灰原さんの言葉に、何と言っていいのか分からずに苦笑いを浮かべる。いまだに私に真正面から抱き着くようにして意識を失っている彼は、起こした方がいいのだろうか。今は落ち着いて眠っているだけのようにしか見えないのだけれど。

「……叩き起こしてもいいんじゃないかしら?」
「え?」
「貴方だって家に帰らないといけないんでしょう?」
「まぁ、そうなんだけど……」

子どものように眠る江戸川君を見て、小さく息を吐く。ここまで気持ちよさそうに寝られると、起こしてしまうのも申し訳ない気持ちがある。けれど灰原さんの言うとおりずっとここにいるわけにもいかない。
仕方ないから起きてもらおうと声をかけようとした瞬間、江戸川君の体がピクリと動いた。

「っ……」

モゾモゾと、江戸川君の身体が動く。タイミングの良いことに彼は目を覚ましたらしく、少し体を離してうつろな目で私を見る。

「結城……?」
「目、覚めた?」

江戸川君が、状況を確認するように頭を抱える。"工藤新一"のときの記憶がないのだろうか、と思うもそれは杞憂だったようで、あのまま意識を失ったのか、と言っているから大丈夫なのだろう。

「…悪い、」
「ん、気にしてないし」
「……謝るより先に、もう少し離れた方がいいんじゃないかしら?」

灰原さんの声が合図かのように、江戸川君が一気に私から離れた。どうやら灰原さんがいるということに全く気付いていなかったらしい。

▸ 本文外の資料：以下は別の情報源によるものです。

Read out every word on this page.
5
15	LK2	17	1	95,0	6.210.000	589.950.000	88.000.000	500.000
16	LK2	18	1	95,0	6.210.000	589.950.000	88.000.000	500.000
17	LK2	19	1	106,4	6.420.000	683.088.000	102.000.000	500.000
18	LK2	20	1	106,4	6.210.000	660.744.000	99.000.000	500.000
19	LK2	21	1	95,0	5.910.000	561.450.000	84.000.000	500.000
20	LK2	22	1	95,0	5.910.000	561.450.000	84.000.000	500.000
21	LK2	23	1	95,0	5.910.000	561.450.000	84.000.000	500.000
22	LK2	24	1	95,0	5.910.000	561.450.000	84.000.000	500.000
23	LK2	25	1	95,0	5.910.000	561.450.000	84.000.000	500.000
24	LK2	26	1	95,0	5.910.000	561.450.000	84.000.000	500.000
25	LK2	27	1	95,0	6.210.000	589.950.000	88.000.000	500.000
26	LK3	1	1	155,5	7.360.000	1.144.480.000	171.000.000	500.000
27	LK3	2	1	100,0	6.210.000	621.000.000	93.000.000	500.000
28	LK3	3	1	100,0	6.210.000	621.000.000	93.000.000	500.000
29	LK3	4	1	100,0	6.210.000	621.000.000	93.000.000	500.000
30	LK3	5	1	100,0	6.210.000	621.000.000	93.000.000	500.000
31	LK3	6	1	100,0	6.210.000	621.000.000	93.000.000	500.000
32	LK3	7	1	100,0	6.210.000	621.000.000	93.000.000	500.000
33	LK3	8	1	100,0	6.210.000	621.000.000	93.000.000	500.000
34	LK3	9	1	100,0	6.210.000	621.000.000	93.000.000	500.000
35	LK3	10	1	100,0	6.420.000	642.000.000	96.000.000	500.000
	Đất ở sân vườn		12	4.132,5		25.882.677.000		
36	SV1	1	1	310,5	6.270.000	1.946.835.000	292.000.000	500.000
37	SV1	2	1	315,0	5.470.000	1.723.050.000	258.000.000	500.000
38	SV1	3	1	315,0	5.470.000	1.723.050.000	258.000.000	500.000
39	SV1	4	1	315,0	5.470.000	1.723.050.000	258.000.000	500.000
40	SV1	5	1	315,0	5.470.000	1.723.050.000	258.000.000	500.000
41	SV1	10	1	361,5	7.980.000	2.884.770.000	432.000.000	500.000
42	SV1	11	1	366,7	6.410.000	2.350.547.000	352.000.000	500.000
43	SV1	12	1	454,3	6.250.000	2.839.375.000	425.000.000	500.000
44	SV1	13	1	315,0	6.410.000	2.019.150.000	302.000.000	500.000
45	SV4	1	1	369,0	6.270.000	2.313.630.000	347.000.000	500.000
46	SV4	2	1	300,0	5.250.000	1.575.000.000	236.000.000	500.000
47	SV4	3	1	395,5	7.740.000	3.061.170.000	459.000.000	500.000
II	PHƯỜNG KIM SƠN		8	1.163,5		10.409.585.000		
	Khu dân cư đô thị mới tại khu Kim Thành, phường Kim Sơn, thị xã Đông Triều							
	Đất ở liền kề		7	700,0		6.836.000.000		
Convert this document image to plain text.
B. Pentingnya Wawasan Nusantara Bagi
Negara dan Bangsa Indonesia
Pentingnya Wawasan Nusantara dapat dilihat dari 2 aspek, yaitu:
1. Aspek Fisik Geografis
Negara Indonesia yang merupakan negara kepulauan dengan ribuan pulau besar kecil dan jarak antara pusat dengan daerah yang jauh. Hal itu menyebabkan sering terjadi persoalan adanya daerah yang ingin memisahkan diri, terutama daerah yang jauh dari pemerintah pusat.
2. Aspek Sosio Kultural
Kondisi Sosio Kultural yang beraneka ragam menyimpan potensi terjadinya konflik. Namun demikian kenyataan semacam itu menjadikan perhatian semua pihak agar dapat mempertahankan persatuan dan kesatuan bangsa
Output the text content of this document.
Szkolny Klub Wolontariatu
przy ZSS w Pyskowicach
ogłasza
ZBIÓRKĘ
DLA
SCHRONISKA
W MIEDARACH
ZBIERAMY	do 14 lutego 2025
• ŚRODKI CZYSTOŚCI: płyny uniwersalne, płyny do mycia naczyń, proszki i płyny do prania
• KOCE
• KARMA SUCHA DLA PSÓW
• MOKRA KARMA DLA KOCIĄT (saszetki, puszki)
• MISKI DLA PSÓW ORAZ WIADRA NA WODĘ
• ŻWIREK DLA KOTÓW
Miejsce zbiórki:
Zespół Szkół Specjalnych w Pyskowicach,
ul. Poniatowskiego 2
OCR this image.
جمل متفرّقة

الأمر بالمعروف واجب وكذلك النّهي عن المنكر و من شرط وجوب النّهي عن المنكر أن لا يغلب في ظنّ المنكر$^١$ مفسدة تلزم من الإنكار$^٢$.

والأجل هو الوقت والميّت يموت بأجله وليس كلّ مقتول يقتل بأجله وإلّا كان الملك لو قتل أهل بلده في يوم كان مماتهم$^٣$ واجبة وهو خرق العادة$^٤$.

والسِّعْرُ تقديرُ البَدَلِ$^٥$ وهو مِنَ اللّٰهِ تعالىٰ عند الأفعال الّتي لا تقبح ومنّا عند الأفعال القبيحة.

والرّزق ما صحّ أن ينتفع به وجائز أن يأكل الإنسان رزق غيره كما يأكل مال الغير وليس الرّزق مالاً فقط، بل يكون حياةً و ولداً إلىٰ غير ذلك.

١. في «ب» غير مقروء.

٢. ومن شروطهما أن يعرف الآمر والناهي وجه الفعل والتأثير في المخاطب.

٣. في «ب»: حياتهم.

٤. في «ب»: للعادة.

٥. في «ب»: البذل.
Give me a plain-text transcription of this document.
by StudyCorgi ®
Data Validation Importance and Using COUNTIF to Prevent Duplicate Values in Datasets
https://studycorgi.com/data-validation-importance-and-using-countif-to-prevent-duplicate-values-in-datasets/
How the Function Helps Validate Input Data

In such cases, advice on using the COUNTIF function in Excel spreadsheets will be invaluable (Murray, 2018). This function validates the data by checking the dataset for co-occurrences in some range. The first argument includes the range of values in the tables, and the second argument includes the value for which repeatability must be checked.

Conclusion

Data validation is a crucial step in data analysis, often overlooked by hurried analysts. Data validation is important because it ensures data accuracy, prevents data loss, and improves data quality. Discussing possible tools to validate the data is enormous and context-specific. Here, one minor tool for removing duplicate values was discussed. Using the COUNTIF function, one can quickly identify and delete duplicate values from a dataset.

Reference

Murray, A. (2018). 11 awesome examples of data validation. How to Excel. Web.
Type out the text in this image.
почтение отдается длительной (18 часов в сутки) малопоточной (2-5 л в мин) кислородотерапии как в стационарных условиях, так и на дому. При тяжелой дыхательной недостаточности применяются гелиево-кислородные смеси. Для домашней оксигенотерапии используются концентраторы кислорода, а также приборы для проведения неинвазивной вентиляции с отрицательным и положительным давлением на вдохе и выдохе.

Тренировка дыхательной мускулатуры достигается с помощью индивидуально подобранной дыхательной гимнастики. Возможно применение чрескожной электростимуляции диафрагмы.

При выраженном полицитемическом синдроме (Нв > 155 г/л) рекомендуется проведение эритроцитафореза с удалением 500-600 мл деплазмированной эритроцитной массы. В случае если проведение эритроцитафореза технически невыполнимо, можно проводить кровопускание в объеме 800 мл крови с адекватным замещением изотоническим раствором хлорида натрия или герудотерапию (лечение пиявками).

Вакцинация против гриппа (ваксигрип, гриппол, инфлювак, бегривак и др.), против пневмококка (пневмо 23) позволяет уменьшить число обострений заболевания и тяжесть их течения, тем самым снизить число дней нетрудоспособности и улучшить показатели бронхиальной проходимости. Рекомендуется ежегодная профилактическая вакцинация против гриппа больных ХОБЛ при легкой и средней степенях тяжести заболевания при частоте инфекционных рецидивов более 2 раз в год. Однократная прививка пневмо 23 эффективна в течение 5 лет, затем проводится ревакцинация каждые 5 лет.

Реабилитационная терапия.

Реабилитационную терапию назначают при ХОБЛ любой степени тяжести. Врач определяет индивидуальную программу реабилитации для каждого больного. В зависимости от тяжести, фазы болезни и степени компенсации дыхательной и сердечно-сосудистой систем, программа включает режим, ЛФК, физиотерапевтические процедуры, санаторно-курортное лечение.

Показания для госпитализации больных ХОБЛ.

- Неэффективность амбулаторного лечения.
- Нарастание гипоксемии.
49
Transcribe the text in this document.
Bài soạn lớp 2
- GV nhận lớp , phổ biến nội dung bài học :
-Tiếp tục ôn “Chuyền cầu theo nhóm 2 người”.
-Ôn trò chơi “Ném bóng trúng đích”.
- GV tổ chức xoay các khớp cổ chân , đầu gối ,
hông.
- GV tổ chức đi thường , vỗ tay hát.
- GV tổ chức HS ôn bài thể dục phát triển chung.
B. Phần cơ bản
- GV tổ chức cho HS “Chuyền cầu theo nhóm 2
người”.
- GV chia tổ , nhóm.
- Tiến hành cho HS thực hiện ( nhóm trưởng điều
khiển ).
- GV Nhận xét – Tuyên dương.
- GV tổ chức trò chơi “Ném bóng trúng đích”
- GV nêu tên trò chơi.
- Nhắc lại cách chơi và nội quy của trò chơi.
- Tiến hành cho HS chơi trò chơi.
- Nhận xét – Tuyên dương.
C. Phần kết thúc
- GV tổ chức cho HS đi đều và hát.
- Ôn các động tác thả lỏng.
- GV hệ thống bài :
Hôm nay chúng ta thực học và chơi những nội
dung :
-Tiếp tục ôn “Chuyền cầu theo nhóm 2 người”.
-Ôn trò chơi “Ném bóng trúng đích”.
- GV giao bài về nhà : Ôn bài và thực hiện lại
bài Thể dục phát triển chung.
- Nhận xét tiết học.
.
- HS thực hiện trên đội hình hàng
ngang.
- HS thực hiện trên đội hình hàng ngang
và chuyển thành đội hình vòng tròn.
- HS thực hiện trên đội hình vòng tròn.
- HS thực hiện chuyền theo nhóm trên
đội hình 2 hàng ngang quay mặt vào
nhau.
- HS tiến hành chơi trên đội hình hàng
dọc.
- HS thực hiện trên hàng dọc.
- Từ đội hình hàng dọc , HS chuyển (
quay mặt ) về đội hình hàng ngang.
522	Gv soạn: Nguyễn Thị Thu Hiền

「貴方のおかげで、いいデータが取れたわ。次に薬を渡すときは完成品を渡せそうね」
「完成、品だと……?」

江戸川君が、灰原さんを睨みながら尋ねる。彼が"工藤新一"に戻るための薬は、灰原さんが作っているということなのだろうか。状況を理解出来ていない私はただ二人の顔を見比べる。

「今回渡した薬は完成品に近いと言ったでしょう?それは、完成品との調合がほんの少しだけ違うのよ。貴方が、元に戻れるように。選ぶ機会を、与えるためにね」

灰原さんが、制服のポケットからひとつのピルケースを取り出す。中には錠剤がひとつ。それが、彼女の言う完成品の薬なのだろうか。それとも、今回江戸川君が飲んだと思われる薬なのだろうか。
江戸川君は彼女が何をしようとしているのか気付いたらしく、頭を掻きながら息を吐いた。

「オメーの言う完成品ってのを飲めば、完全に元の…工藤新一の身体に戻る、ってことだよな?」
「えぇ。死亡届を取り下げれば、貴方はまた元に戻れる」

代わりに、江戸川コナンが死んだということになるのだけれど。彼女はそう言ってピルケースをポケットに入れる。
状況は詳しいことはわからないけれど、江戸川君は選択を迫られているらしい。"江戸川コナン"として生きるか、"工藤新一"として生きるか。
元々大人びている灰原さんも、きっとそれは同じで。…いや、きっと彼女はもう決まっているんだ。今の姿と、本当の姿。どちらとして生きるか。
この世から、江戸川君がいなくなるような気がして。彼の服の裾を掴んだ。